La Rafale des tambours

Carol Ann LEE

Éditions : Quai Voltaire
Parution : 27 août 2009
Traduit de l’anglais par Jean Esch
Prix : 22,50 euros
ISBN : 978-2-7103-3070-7
Publié avec le soutien du CNL

Note de lecture

Et si le Soldat inconnu n’était pas inconnu ? C’est autour de cette hypothèse originale et fantaisiste que se construit le premier roman de l’Anglaise Carol Ann Lee.

La Rafale des tambours s’ouvre sur une longue scène solennelle empreinte de mystère : un train traverse lentement l’Angleterre embrumée. Sur son passage, des cortèges forment une immense procession jusqu’à sa destination finale, le cœur de Londres : « Car ils sont venus de près et de loin, de tous les coins du royaume, pour assister à l’inhumation de l’homme qui leur appartient à tous et à aucun, le soldat sans nom, ramassé sur le champ de bataille pour être enterré au milieu des rois : le Soldat inconnu. »

À peine l’auteur a-t-elle livré la clé de l’intrigue au lecteur (que ce train transporte-t-il donc ?) qu’elle semble en oublier l’objet pour entamer, au chapitre suivant, le cœur de son roman : une histoire d’amour sur fond de guerre, que vient compliquer le thème classique de l’amitié trahie. Qu’on ne s’y méprenne pas : la construction est habile et la narration ne prend des chemins de traverse que pour mieux revenir à son point de départ.

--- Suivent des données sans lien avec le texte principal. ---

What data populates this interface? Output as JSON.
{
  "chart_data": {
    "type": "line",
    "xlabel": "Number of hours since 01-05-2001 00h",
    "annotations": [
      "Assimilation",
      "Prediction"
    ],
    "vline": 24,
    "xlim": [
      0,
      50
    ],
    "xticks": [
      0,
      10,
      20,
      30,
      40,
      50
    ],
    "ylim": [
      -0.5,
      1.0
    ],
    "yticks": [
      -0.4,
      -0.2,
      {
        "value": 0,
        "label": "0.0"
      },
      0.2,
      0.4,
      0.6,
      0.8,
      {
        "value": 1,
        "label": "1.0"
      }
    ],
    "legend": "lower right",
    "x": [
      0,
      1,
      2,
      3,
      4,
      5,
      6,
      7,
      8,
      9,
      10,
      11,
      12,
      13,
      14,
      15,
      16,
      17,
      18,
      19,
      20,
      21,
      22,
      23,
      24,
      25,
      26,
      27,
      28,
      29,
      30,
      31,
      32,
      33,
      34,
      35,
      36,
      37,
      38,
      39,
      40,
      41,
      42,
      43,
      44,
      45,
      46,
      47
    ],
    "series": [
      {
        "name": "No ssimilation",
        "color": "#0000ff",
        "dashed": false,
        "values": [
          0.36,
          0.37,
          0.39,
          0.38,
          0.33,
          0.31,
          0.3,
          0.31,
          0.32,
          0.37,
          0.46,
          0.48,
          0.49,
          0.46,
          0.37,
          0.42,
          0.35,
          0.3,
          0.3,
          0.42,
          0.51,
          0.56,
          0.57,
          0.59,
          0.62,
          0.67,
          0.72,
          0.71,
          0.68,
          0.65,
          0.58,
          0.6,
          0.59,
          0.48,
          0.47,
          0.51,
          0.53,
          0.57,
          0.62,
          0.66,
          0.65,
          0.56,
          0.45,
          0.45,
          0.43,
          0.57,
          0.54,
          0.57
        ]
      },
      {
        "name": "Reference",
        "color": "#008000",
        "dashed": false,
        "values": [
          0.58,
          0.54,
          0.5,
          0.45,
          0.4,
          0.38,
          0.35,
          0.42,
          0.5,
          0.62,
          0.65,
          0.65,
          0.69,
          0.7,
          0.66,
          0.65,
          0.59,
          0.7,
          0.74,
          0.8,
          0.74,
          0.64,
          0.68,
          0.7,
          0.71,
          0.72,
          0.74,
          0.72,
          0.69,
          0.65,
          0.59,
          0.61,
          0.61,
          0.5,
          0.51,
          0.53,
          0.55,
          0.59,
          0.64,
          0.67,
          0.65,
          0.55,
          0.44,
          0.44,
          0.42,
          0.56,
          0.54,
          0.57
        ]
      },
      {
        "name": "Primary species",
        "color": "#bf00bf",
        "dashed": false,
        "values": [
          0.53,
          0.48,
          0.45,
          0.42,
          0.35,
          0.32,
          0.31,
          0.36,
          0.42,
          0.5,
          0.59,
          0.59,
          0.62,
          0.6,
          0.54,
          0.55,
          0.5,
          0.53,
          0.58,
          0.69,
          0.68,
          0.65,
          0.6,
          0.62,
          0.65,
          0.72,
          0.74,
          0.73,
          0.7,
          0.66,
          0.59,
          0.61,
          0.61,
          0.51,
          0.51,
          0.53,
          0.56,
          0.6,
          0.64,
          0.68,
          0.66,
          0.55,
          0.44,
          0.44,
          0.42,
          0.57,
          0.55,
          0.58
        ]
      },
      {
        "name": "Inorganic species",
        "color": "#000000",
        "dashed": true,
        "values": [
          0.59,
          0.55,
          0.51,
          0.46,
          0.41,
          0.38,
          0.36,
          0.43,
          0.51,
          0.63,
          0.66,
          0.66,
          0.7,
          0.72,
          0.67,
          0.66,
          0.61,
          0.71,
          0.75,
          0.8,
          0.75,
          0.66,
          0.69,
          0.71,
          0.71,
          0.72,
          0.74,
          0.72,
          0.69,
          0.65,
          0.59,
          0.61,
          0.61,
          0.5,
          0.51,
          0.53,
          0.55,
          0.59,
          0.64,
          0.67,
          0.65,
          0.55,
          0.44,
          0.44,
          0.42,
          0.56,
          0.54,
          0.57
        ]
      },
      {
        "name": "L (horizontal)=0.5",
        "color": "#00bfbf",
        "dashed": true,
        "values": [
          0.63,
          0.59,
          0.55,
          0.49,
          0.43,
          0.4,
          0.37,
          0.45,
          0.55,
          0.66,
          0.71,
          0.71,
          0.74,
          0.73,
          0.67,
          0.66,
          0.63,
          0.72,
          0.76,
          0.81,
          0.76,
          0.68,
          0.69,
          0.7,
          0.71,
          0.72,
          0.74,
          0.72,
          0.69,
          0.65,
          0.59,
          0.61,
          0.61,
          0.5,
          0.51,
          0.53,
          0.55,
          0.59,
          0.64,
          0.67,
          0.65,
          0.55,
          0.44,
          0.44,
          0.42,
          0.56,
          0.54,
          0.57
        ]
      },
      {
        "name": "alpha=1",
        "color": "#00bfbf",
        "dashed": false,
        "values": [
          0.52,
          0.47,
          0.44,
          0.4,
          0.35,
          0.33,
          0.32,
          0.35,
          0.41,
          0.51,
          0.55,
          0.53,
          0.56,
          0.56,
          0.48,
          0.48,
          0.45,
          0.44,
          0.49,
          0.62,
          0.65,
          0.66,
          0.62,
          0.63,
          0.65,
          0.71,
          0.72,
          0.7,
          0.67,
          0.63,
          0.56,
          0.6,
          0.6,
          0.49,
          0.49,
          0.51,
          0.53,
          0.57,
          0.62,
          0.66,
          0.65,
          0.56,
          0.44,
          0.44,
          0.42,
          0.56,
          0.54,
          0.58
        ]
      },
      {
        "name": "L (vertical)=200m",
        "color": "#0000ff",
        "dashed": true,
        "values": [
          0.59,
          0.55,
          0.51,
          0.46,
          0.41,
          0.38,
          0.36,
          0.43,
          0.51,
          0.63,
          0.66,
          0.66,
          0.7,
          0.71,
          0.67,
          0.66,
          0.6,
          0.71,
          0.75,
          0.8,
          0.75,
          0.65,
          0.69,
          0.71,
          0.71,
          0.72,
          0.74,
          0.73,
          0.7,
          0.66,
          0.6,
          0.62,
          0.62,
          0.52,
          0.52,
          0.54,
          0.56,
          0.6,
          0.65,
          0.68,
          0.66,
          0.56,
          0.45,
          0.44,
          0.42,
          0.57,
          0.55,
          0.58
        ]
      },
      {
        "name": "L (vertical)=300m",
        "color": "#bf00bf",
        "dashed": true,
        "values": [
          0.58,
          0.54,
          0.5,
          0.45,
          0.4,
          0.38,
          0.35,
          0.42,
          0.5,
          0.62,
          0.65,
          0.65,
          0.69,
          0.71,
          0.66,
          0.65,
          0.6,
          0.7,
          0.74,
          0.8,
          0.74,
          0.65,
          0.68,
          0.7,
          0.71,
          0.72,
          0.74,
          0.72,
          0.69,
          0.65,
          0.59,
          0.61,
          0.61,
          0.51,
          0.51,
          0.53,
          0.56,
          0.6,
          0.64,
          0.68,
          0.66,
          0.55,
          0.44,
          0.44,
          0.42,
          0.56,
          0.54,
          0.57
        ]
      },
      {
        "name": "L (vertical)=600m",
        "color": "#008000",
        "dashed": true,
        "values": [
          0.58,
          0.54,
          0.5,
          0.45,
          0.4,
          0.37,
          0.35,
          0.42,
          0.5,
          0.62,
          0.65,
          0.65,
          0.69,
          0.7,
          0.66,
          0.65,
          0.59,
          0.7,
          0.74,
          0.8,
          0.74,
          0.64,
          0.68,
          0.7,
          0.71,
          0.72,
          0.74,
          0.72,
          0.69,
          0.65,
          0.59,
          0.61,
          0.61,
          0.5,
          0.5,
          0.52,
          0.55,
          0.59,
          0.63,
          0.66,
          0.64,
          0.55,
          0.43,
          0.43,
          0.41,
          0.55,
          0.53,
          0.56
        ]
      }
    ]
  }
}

L’action se tient entre 1914 et 1921, dans la Somme, à Ypres, au mont Cassel, et parfois à Londres ou à Paris. Les deux protagonistes masculins, Alex et Ted, sont deux amis d’enfance – le premier est correspondant de guerre, le second officier au front. Le troisième personnage est une femme, Clare, infirmière auprès des soldats blessés et jeune épouse de Ted. Au drame de la guerre s’ajoute un drame interne au trio : Alex et Clare s’éprennent éperdument l’un de l’autre et vivent en quelques mois une passion coupable et dévastatrice. Cet amour porte en son germe « sa fin, enveloppée comme une graine à l’intérieur de la peau d’une grenade ». Cette grenade à la fois imagée (la trahison de l’ami et de la femme aimés) et réelle (la cause de la blessure mortelle) entraînera la mort de Ted, « tué » au champ d’honneur – « suicidé » serait plus juste. Au moment de rendre son dernier souffle, il exige de l’ami félon que celui-ci l’« enterre [...] avec tous les honneurs ou aucun ». Et c’est ainsi que la boucle est bouclée et que l’histoire de notre trio rejoint l’Histoire : Ted, enterré anonymement et sans honneur dans la terre boueuse d’Arras avec la mention « soldat britannique inconnu », sera aussi LE Soldat inconnu inhumé avec tous les honneurs – grâce aux manigances de Ted, et par des manœuvres que seule permet la littérature.

L’intérêt du roman ne réside pas tant dans sa trame romanesque, bien conduite, mais classique, que dans sa dimension historique. S’appuyant sur une sérieuse et riche recherche documentaire (ainsi que l’atteste la bibliographie fournie), Carol Ann Lee décrit avec minutie l’horreur des tranchées, la censure imposée aux journalistes (qui dérive facilement vers la propagande) et consacre des pages d’un réalisme étonnant aux hôpitaux militaires de fortune et aux trains dispensaires où échouent les rescapés de la boucherie guerrière. Plus surprenantes et admirables encore sont les lignes consacrées à l’« atelier des gueules cassées » où, après guerre, les balbutiements de la chirurgie reconstructrice tentent de redonner figure humaine à ceux auxquels la guerre a pris leur visage – et dans le même temps, leur humanité. Car La Rafale des tambours est aussi un roman sur la mutilation – celle des corps plus encore que celle des âmes.